Потом он уехал путешествовать - сначала домой, потом в Среднюю Азию… Исчез, и очень надолго, никто из знакомых ничего о нем толком не слышал.
…Он позвонил в декабре. Сначала я не понял, что с ним произошло. Он был как никогда спокойным, даже чуточку вялым, очень молчаливым. Он говорил, что много пережил за эти месяцы, одумался, очистился. Естественно, мне не хотелось задавать вопрос, которого он, видимо, с болью ждал: «Что нового написал?»
Ничего. Он сказал, что не может больше писать песни. Что не может даже исполнять старые. «Вот так, не могу и все», - отвечал он нехотя, глядя куда-то вниз. В будущем -может быть, но пока… «Я не должен этого делать». Я не стал его расспрашивать - это было бы жестоко и не по-дружес-ки. Скорее всего, дело в том, что последние два года (те самые всего-навсего два года, за которые он написал практически все свои песни!) он жил в таком нечеловеческом напряжении творческих сил, чувств, нервов, что их истощение не могло не наступить. Он отдал слишком много и слишком быстро.

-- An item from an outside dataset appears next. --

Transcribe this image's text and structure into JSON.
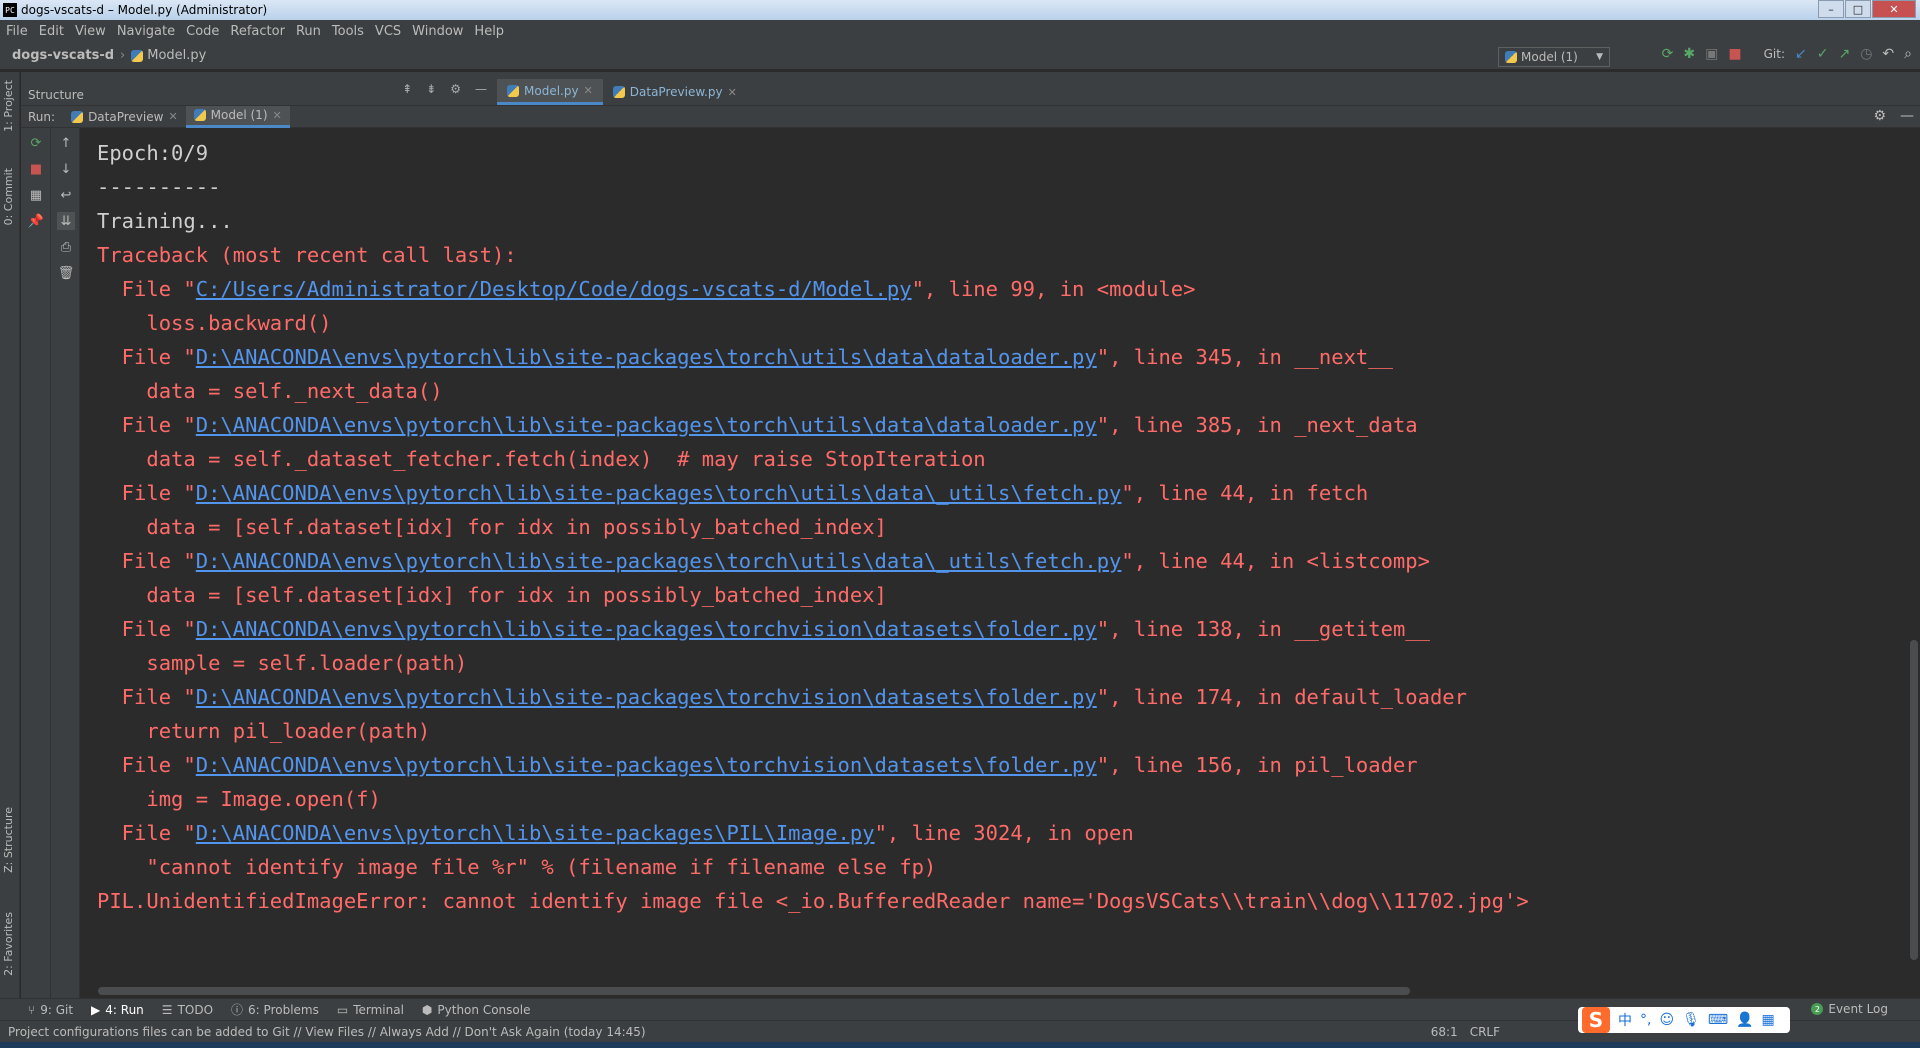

Он не хотел петь свои старые песни, поскольку знал, что не сможет сделать это так, как раньше. Так, как надо. Однако ему пришлось нарушить обет молчания. Чтобы выжить, физически выжить, он должен был что-то делать. А что еще, как не петь? Да и все вокруг ожидали от него песен - так он подлдерживал себя в кругу друзей и знакомых. Так он впервые выступил на Ленинградском рок-фестивале… Конечно, он чувствовал, что все это уже «не то»: раньше им искренне восторгались, теперь, скорее, подбадривали. И у всех на языке вертелся вопрос: нет ли чего новенького? А ему по-прежнему не писалось, хотя он и уверял, что в голове «что-то крутится»…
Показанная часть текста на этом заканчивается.